Finally, the model trained with a single corpus achieved a higher SARI score, indicating a better simplification. Nonetheless, it could not produce a sentence with the same level of grammatical correctness and semantic meaning in this particular example as the one produced by the multi-corpus training approach. It was pointed by [31] that even though SARI scores can represent the quality of the simplified sentences, the BLEU score performs better on scoring the grammatical meaning of the sentences.

Table 7 presents an example of the outcome of the best text simplification method. It shows details about the potential of the application of the proposal in practice. As presented, the text after applying the algorithm contains more general words than the original text. Even though it did not produce an exact translation of the tokens, the model is able to maintain the original meaning of the sentence and grammatical correctness.

6 Conclusion

Neural Machine Translation (NMT) methods have achieved successful results for the Text Simplification problem in different languages, overcoming traditional statistical approaches. To the best of our knowledge, no research has investigated the application of NMT methods to simplify Brazilian Portuguese texts. The main contribution of this paper is the application of NMT methods for the simplification of Portuguese text. Two different state-of-the-art NMT methods were considered: the Transformer and Bidirectional Recurrent Neural Network (B-RNN). The results demonstrated that the B-RNN was able to obtain the best results, in average (BLEU = 21.84 without pre trained embedding and SARI = 45.34 with pre trained embedding), despite the small corpus size and limited training epochs constraints.

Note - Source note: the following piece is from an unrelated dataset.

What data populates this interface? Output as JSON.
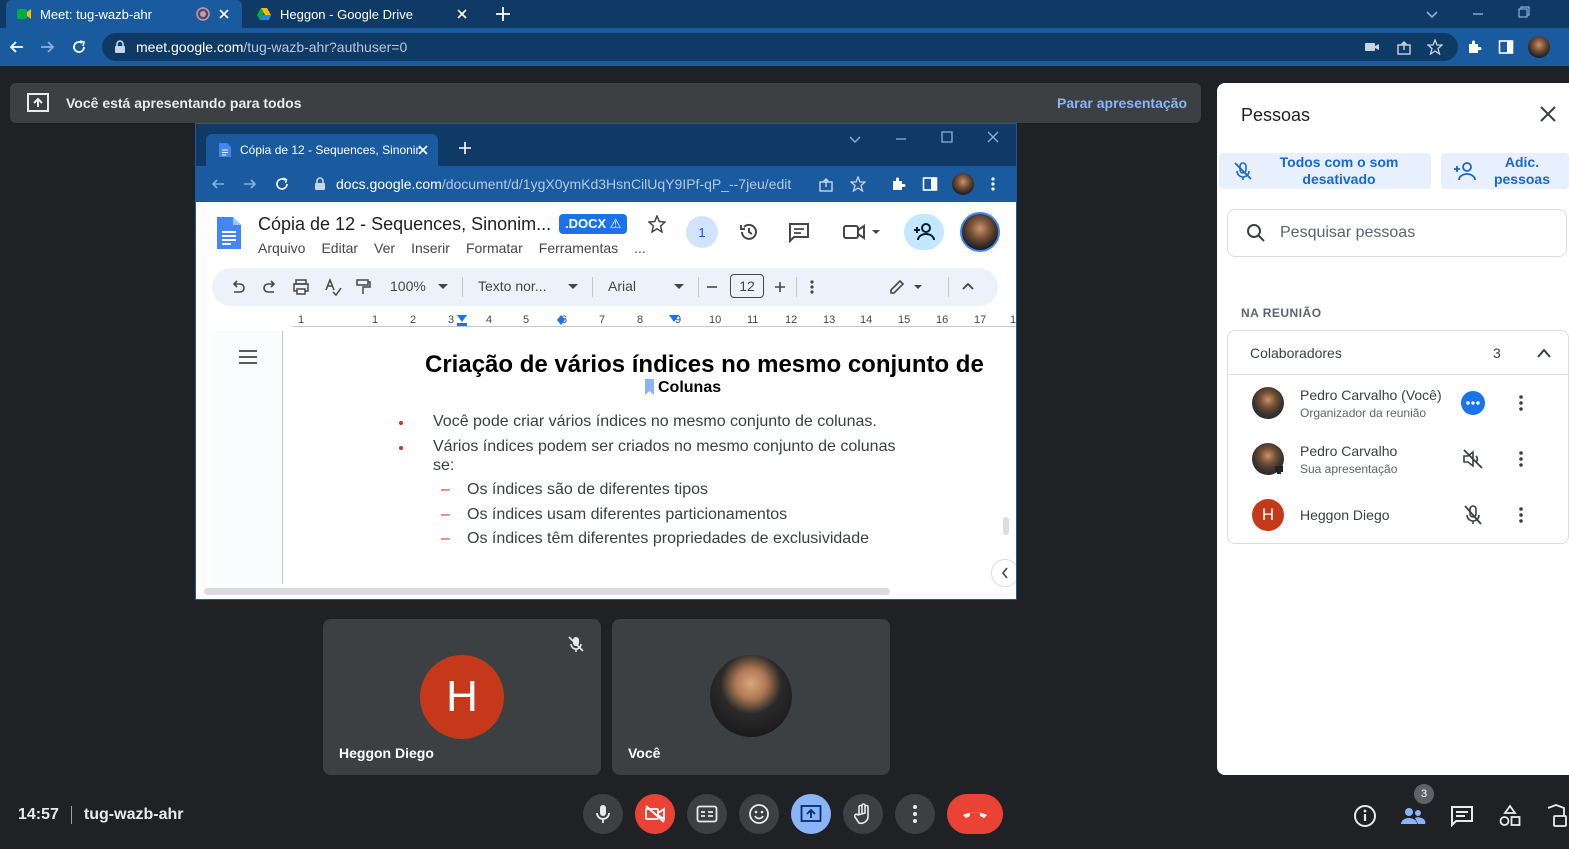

Another significant improvement was the use of multiple corpora presenting different possible simplifications for the same input. It achieved an improvement of over 8 points on the BLEU score. Despite of a lower SARI score, the higher BLEU score might mean the ability to preserve the sentence meaning and grammatical correctness.

As future works, we intend to: (i) perform an analysis on the parameters of each algorithm evaluated; (ii) use different embedding models, such as BERT [11, 21, 29]; (iii) apply the NMT methods in text from different domains, such as law and health; (iv) explore the use of other methods such as lexical and syntactical simplification and pre-trained models for a mono-lingual translation approach.